The first large-scale published to come to Morriss’s was Gray Campbell. He was also BC’s first commercial publisher in the post-war years. Although this Morriss-Campbell combo will be remembered for a number of books, for many the outstanding book is M. Wylie Blanchet’s The Curve of Time, the first Canadian edition of which Morriss printed for Gray in 1968.
Earlier Morriss had printed Peace River Chronicles, by Gordon E. Bowes and published by Prescott Publishing in Vancouver in 1963. Even more successful was George Nicholson’s Vancouver Island’s West Coast, 1762-1962, financed by Nicholson, which sold out by the spring of 1963. The next printing was gone by October 1964 and so it went until 1965, 3750 copies had been sold. Today it is in its twelfth printing.
Rona Murray, whose first book The Enchanted Adder was printed by Morriss and published by Klanak in 1965, came back to Morriss in 1968 to print her second collection, The Power of the Dog. In between Murray’s books, J. Michael Yates had gone to Morriss to print Canticle for Electronic Music in 1967.

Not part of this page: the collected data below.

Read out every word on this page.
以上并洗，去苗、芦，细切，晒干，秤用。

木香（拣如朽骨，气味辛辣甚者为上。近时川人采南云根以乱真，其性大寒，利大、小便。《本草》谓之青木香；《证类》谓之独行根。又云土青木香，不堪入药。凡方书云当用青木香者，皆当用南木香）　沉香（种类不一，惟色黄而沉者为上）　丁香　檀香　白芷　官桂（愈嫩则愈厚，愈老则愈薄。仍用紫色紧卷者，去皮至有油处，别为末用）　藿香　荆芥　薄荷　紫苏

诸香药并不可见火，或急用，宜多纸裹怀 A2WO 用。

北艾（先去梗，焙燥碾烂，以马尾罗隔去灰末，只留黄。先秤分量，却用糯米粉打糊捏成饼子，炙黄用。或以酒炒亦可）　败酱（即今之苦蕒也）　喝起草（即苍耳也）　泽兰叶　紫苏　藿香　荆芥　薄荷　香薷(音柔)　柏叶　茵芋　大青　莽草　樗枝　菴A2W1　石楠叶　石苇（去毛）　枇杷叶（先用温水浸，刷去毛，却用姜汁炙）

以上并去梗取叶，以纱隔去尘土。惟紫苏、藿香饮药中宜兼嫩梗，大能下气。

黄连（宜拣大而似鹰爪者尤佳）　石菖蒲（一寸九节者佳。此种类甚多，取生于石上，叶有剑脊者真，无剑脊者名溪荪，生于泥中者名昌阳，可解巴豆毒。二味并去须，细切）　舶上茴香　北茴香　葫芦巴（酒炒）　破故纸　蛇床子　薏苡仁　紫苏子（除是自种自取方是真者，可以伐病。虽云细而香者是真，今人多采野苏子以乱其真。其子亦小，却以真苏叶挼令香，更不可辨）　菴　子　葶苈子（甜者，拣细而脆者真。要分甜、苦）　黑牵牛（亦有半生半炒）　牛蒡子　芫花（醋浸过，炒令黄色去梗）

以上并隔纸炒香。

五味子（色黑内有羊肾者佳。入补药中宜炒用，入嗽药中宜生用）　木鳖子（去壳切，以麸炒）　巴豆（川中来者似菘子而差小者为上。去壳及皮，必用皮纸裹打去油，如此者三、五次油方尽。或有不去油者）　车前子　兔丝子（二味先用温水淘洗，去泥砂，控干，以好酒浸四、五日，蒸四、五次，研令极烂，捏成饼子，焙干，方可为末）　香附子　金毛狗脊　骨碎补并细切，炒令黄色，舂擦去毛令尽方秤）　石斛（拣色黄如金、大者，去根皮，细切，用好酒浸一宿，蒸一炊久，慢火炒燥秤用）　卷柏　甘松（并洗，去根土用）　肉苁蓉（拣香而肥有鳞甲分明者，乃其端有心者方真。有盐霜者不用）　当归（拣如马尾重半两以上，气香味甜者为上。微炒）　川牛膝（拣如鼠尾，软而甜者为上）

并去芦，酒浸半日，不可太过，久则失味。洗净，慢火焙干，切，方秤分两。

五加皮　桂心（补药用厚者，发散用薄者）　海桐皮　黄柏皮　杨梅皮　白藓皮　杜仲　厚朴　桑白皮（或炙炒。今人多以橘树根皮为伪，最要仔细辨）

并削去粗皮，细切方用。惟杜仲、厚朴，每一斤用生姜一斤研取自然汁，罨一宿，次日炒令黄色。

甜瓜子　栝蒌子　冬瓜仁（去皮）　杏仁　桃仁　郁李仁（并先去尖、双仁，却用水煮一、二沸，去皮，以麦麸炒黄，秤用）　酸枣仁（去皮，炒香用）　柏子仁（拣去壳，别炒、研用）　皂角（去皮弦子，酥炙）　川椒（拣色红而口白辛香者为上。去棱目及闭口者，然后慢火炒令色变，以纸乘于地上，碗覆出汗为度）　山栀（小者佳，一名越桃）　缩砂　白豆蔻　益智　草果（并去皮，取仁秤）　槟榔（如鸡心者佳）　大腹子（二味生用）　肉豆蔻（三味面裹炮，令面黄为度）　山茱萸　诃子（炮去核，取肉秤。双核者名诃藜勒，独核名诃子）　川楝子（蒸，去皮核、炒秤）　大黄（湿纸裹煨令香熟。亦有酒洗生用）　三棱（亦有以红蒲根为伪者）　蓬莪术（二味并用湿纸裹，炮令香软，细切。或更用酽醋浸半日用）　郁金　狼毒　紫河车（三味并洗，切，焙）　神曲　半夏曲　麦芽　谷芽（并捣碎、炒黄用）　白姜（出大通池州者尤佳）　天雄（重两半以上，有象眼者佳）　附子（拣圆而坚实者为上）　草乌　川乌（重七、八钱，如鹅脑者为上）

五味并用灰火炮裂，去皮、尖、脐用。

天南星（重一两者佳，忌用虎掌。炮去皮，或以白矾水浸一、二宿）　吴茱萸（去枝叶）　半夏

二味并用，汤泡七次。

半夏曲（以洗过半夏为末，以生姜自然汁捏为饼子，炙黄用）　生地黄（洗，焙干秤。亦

Yates published his first collection of prose, and the first book by the Sono Nis Press, Man in the Glass Octopus. In the years to follow Morriss would print books for Oolichan, Island Writing Series, Studio 123, Pharos, Prism International Press, and other largely literary houses.
Among the small non-literary houses Morriss would print for were Akriggs’ Discovery Press, Harry Gregson’s Victoria Observer Publishing Co., ComCept Publishing, The Snow Man Press, UBC Press and Utica.
In subsequent years Morriss would print issues of Prism International, The Malahat Review, The West Coast Review, Room of One’s Own, Event, B.C. Library Quarterly and The Capilano Review.
“When The Malahat Review first appeared in 1967,” recalls Robin Skelton, “Charlie could not resist giving John Peter and me personal copies specially bound. Finely bound books gave him real pleasure and it was a pleasure he delighted to share.”
In 1970 Charles Morriss said that of more than 100 books he had designed hist favourite from an artistic standpoint was The World of W.B. Yeats, edited by Robin Skelton and Ann Saddlemyer in 1965.
“I was finally convinced that nothing would do but to utilize the unicorn, which fascinated the Irish poet,” he once recalled. “All things considered, that book earned me far more flattery than all the prizes.” Booklovers who have the good luck to see this luxurious limited edition don’t soon forget the golden outline of a prancing unicorn on the black cloth cover.
In 1976 Dick Morriss took over Sono Nis Press, which he still operates, and a new period began for the Morriss family’s close relationship with the publishing world of British Columbia. Charles E. Morriss died on St. Patrick’s Day, 1983.